Double casting this production was an intelligent move. The physical feat of two people carrying an entire show’s worth of dialogue on multiple nights would be taxing on the voice, but they also sang beautiful and challenging pieces. Sitting next to a friend who had seen both teams of actors, I asked if there was a difference between the casts – if she favored one over the other. She shook her said, “No. Each of them have their own ways of delivering the lines and songs, but I absolutely love them both!” That left me scratching my head; clearly, we are a small community by comparison, but we are drenched with talent. It was if the actors were made for these characters.

Though the characters’ strong performances were pivotal in making this show a wonderful success, there were many others behind the scenes making the magic happen. The music, for lack of a full orchestra, was perfectly streamed behind the actors without a single hiccup. For much of it, I wondered if they didn’t have a couple of live musicians tucked backstage. The lighting crew, flawless as well – they accentuated warmth and feel as well as deepen the story line. For example, as Jerusha looks through the window and sees a car pull up, you literally see lights move through the window perfectly immolating a car coming into the driveway at night.
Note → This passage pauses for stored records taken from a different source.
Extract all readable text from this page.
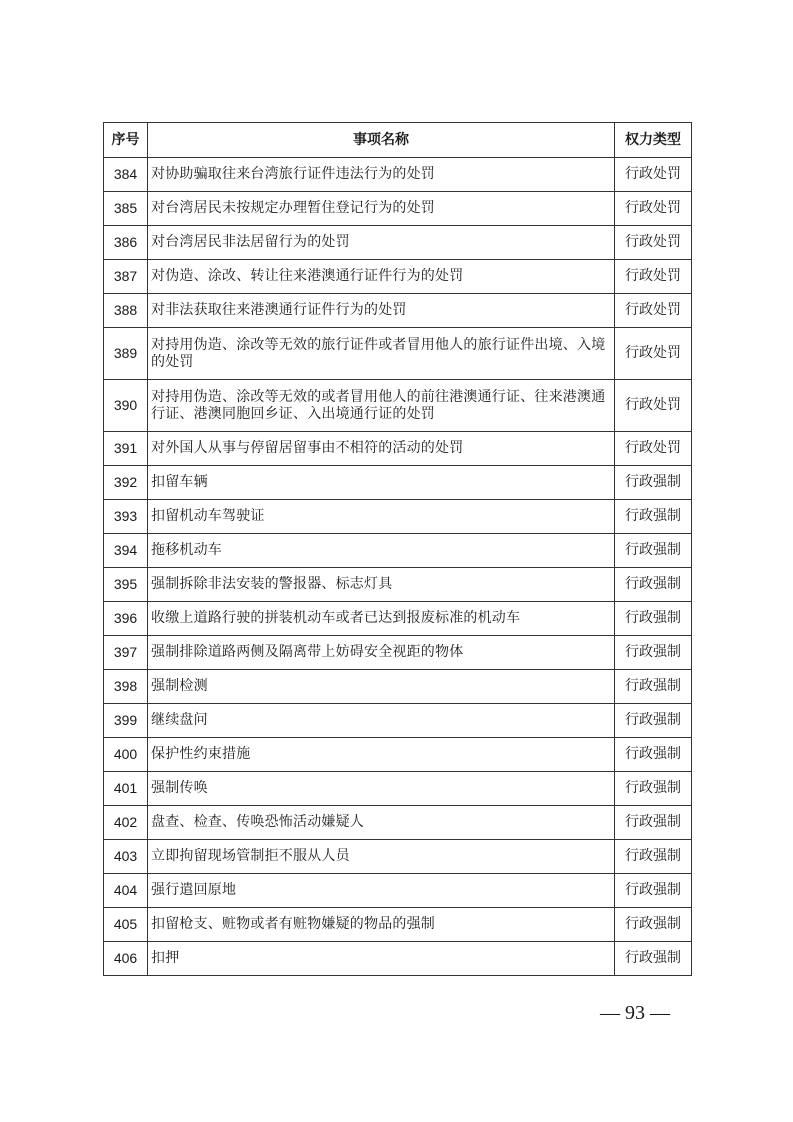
序号	事项名称	权力类型
384	对协助骗取往来台湾旅行证件违法行为的处罚	行政处罚
385	对台湾居民未按规定办理暂住登记行为的处罚	行政处罚
386	对台湾居民非法居留行为的处罚	行政处罚
387	对伪造、涂改、转让往来港澳通行证件行为的处罚	行政处罚
388	对非法获取往来港澳通行证件行为的处罚	行政处罚
389	对持用伪造、涂改等无效的旅行证件或者冒用他人的旅行证件出境、入境的处罚	行政处罚
390	对持用伪造、涂改等无效的或者冒用他人的前往港澳通行证、往来港澳通行证、港澳同胞回乡证、入出境通行证的处罚	行政处罚
391	对外国人从事与停留居留事由不相符的活动的处罚	行政处罚
392	扣留车辆	行政强制
393	扣留机动车驾驶证	行政强制
394	拖移机动车	行政强制
395	强制拆除非法安装的警报器、标志灯具	行政强制
396	收缴上道路行驶的拼装机动车或者已达到报废标准的机动车	行政强制
397	强制排除道路两侧及隔离带上妨碍安全视距的物体	行政强制
398	强制检测	行政强制
399	继续盘问	行政强制
400	保护性约束措施	行政强制
401	强制传唤	行政强制
402	盘查、检查、传唤恐怖活动嫌疑人	行政强制
403	立即拘留现场管制拒不服从人员	行政强制
404	强行遣回原地	行政强制
405	扣留枪支、赃物或者有赃物嫌疑的物品的强制	行政强制
406	扣押	行政强制
— 93 —
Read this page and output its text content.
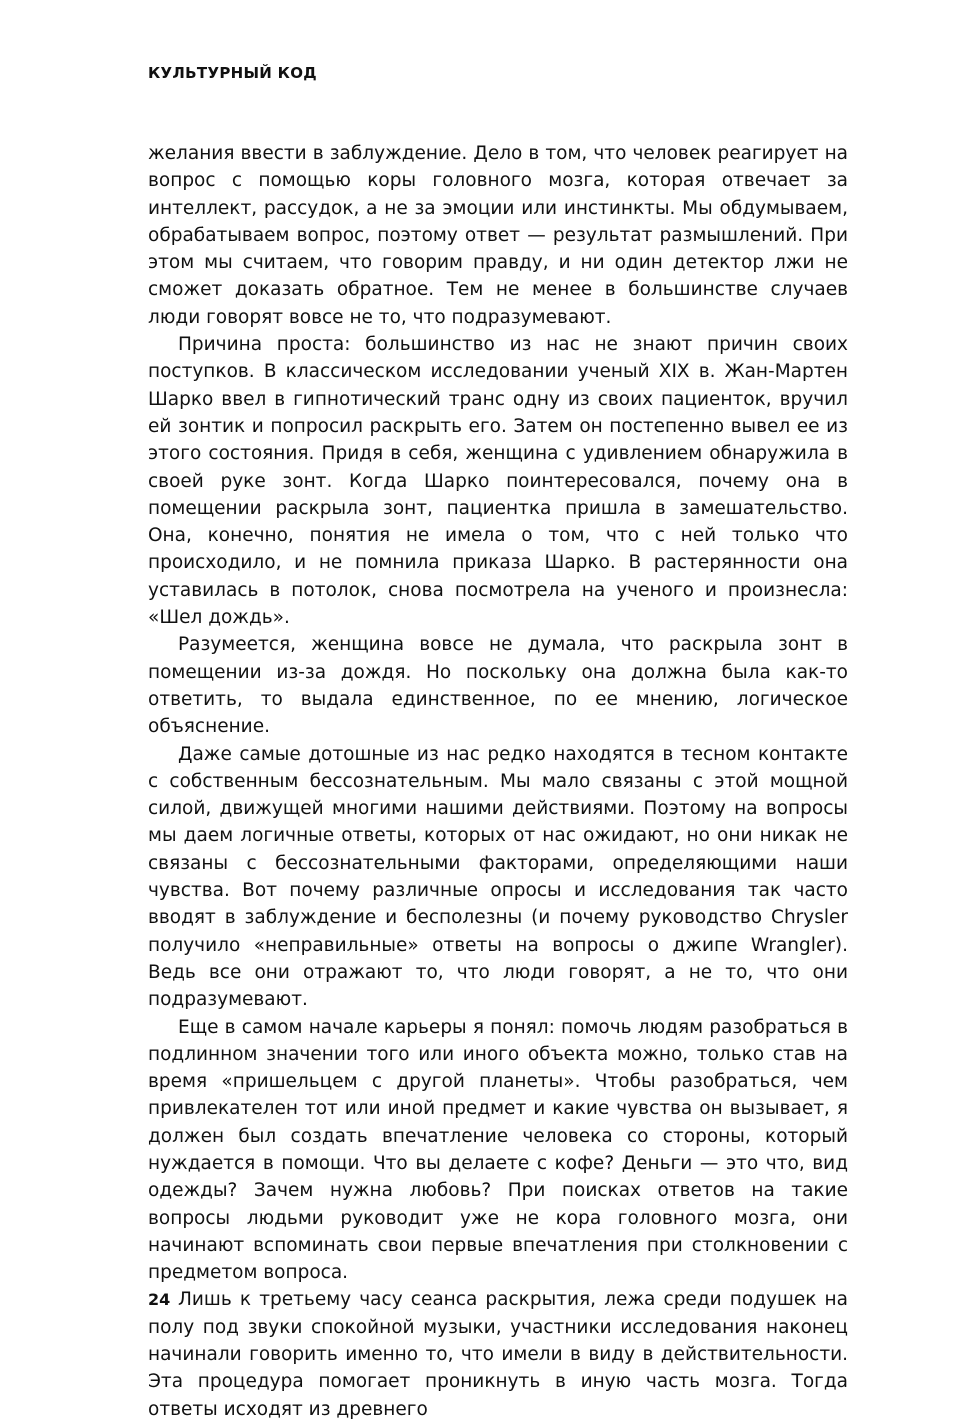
КУЛЬТУРНЫЙ КОД

желания ввести в заблуждение. Дело в том, что человек реагирует на вопрос с помощью коры головного мозга, которая отвечает за интеллект, рассудок, а не за эмоции или инстинкты. Мы обдумываем, обрабатываем вопрос, поэтому ответ — результат размышлений. При этом мы считаем, что говорим правду, и ни один детектор лжи не сможет доказать обратное. Тем не менее в большинстве случаев люди говорят вовсе не то, что подразумевают.

Причина проста: большинство из нас не знают причин своих поступков. В классическом исследовании ученый XIX в. Жан-Мартен Шарко ввел в гипнотический транс одну из своих пациенток, вручил ей зонтик и попросил раскрыть его. Затем он постепенно вывел ее из этого состояния. Придя в себя, женщина с удивлением обнаружила в своей руке зонт. Когда Шарко поинтересовался, почему она в помещении раскрыла зонт, пациентка пришла в замешательство. Она, конечно, понятия не имела о том, что с ней только что происходило, и не помнила приказа Шарко. В растерянности она уставилась в потолок, снова посмотрела на ученого и произнесла: «Шел дождь».

Разумеется, женщина вовсе не думала, что раскрыла зонт в помещении из-за дождя. Но поскольку она должна была как-то ответить, то выдала единственное, по ее мнению, логическое объяснение.

Даже самые дотошные из нас редко находятся в тесном контакте с собственным бессознательным. Мы мало связаны с этой мощной силой, движущей многими нашими действиями. Поэтому на вопросы мы даем логичные ответы, которых от нас ожидают, но они никак не связаны с бессознательными факторами, определяющими наши чувства. Вот почему различные опросы и исследования так часто вводят в заблуждение и бесполезны (и почему руководство Chrysler получило «неправильные» ответы на вопросы о джипе Wrangler). Ведь все они отражают то, что люди говорят, а не то, что они подразумевают.

Еще в самом начале карьеры я понял: помочь людям разобраться в подлинном значении того или иного объекта можно, только став на время «пришельцем с другой планеты». Чтобы разобраться, чем привлекателен тот или иной предмет и какие чувства он вызывает, я должен был создать впечатление человека со стороны, который нуждается в помощи. Что вы делаете с кофе? Деньги — это что, вид одежды? Зачем нужна любовь? При поисках ответов на такие вопросы людьми руководит уже не кора головного мозга, они начинают вспоминать свои первые впечатления при столкновении с предметом вопроса.

Лишь к третьему часу сеанса раскрытия, лежа среди подушек на полу под звуки спокойной музыки, участники исследования наконец начинали говорить именно то, что имели в виду в действительности. Эта процедура помогает проникнуть в иную часть мозга. Тогда ответы исходят из древнего

24
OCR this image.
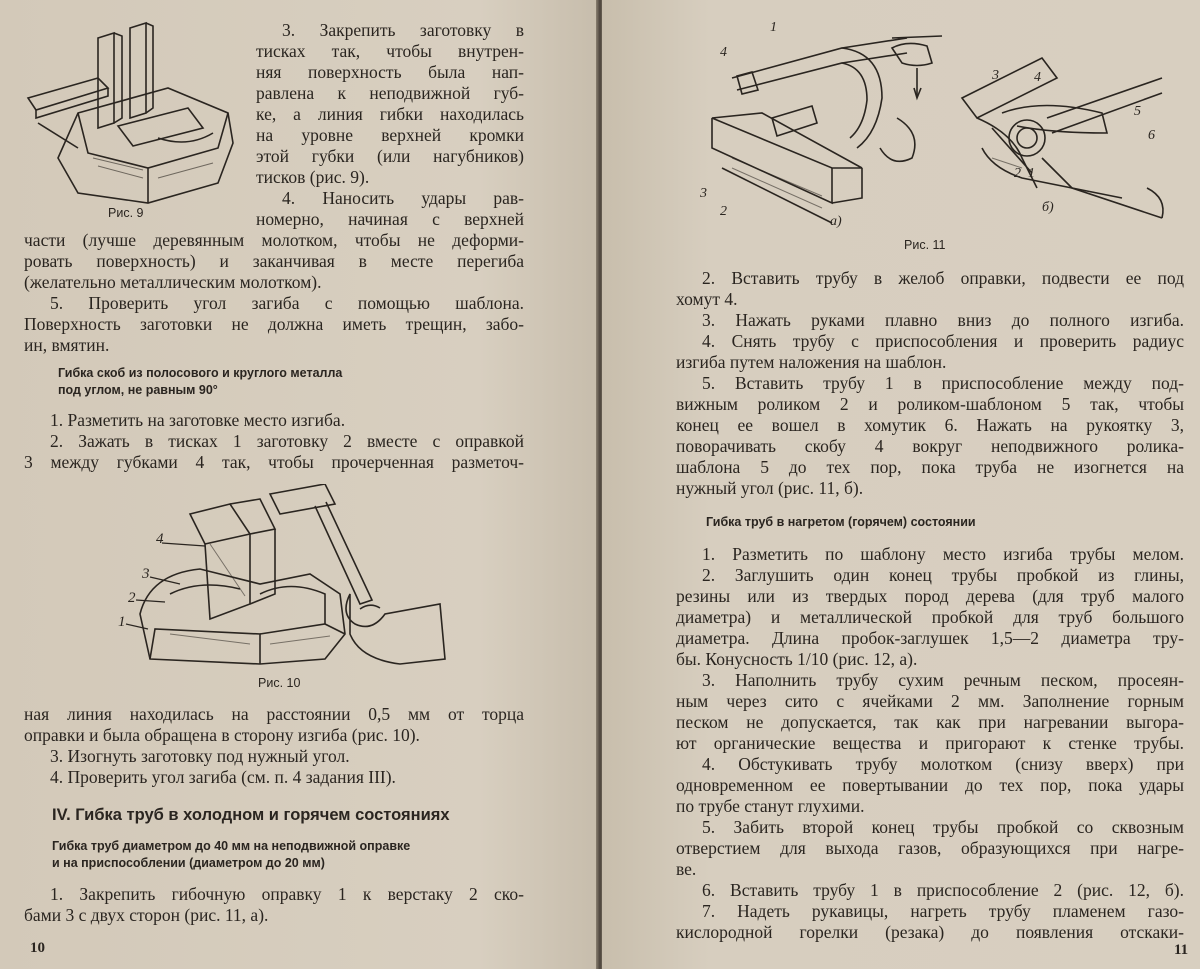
Рис. 9
3. Закрепить заготовку в
тисках так, чтобы внутрен-
няя поверхность была нап-
равлена к неподвижной губ-
ке, а линия гибки находилась
на уровне верхней кромки
этой губки (или нагубников)
тисков (рис. 9).
4. Наносить удары рав-
номерно, начиная с верхней
части (лучше деревянным молотком, чтобы не деформи-
ровать поверхность) и заканчивая в месте перегиба
(желательно металлическим молотком).
5. Проверить угол загиба с помощью шаблона.
Поверхность заготовки не должна иметь трещин, забо-
ин, вмятин.
Гибка скоб из полосового и круглого металла
под углом, не равным 90°
1. Разметить на заготовке место изгиба.
2. Зажать в тисках 1 заготовку 2 вместе с оправкой
3 между губками 4 так, чтобы прочерченная разметоч-
4
3
2
1
Рис. 10
ная линия находилась на расстоянии 0,5 мм от торца
оправки и была обращена в сторону изгиба (рис. 10).
3. Изогнуть заготовку под нужный угол.
4. Проверить угол загиба (см. п. 4 задания III).
IV. Гибка труб в холодном и горячем состояниях
Гибка труб диаметром до 40 мм на неподвижной оправке
и на приспособлении (диаметром до 20 мм)
1. Закрепить гибочную оправку 1 к верстаку 2 ско-
бами 3 с двух сторон (рис. 11, а).
10
1
4
3
2
а)
3	4
5
6
2 1
б)
Рис. 11
2. Вставить трубу в желоб оправки, подвести ее под
хомут 4.
3. Нажать руками плавно вниз до полного изгиба.
4. Снять трубу с приспособления и проверить радиус
изгиба путем наложения на шаблон.
5. Вставить трубу 1 в приспособление между под-
вижным роликом 2 и роликом-шаблоном 5 так, чтобы
конец ее вошел в хомутик 6. Нажать на рукоятку 3,
поворачивать скобу 4 вокруг неподвижного ролика-
шаблона 5 до тех пор, пока труба не изогнется на
нужный угол (рис. 11, б).
Гибка труб в нагретом (горячем) состоянии
1. Разметить по шаблону место изгиба трубы мелом.
2. Заглушить один конец трубы пробкой из глины,
резины или из твердых пород дерева (для труб малого
диаметра) и металлической пробкой для труб большого
диаметра. Длина пробок-заглушек 1,5—2 диаметра тру-
бы. Конусность 1/10 (рис. 12, а).
3. Наполнить трубу сухим речным песком, просеян-
ным через сито с ячейками 2 мм. Заполнение горным
песком не допускается, так как при нагревании выгора-
ют органические вещества и пригорают к стенке трубы.
4. Обстукивать трубу молотком (снизу вверх) при
одновременном ее повертывании до тех пор, пока удары
по трубе станут глухими.
5. Забить второй конец трубы пробкой со сквозным
отверстием для выхода газов, образующихся при нагре-
ве.
6. Вставить трубу 1 в приспособление 2 (рис. 12, б).
7. Надеть рукавицы, нагреть трубу пламенем газо-
кислородной горелки (резака) до появления отскаки-
11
It was an effect that laid the foundation for the moment Jerusha sees the silhouette of “Daddy Long Legs” for the first time. There in that moment, you catch yourself leaning in to see who was coming.

The artistic direction was on point, to say the least. The small set was adorned with a tall bookcase that helped add to the “tallness” of Daddy Long Legs, and it was adorned with items from cast and crew that had deep meaning to them. For instance, an antique Singer Featherweight sewing machine belonged to costume designer, Tera Bottorff. It was handed down to her by her Grandma Jo who taught her to sew, and who, like Jerusha, was a young lady in the early 1900s. The idea born from director Ferris underscored the warmth and sense of unity that this crew’s energy flowed with.

This is just one of the many plays and performances that Theater 29 has provided for our community. I strongly urge any of you who have yet to see or support the efforts of this brilliant little theater group to charge yourself to do so.

Considering that many of our programs for kids in our schools have not returned since the Covid-19 lockdowns, they need this opportunity more than ever. The theater offers a summer program for kids and workshops for all ages.

Like this play, this little theater that could, can, and does, deserves our enthusiastic support so they may continued to thrive.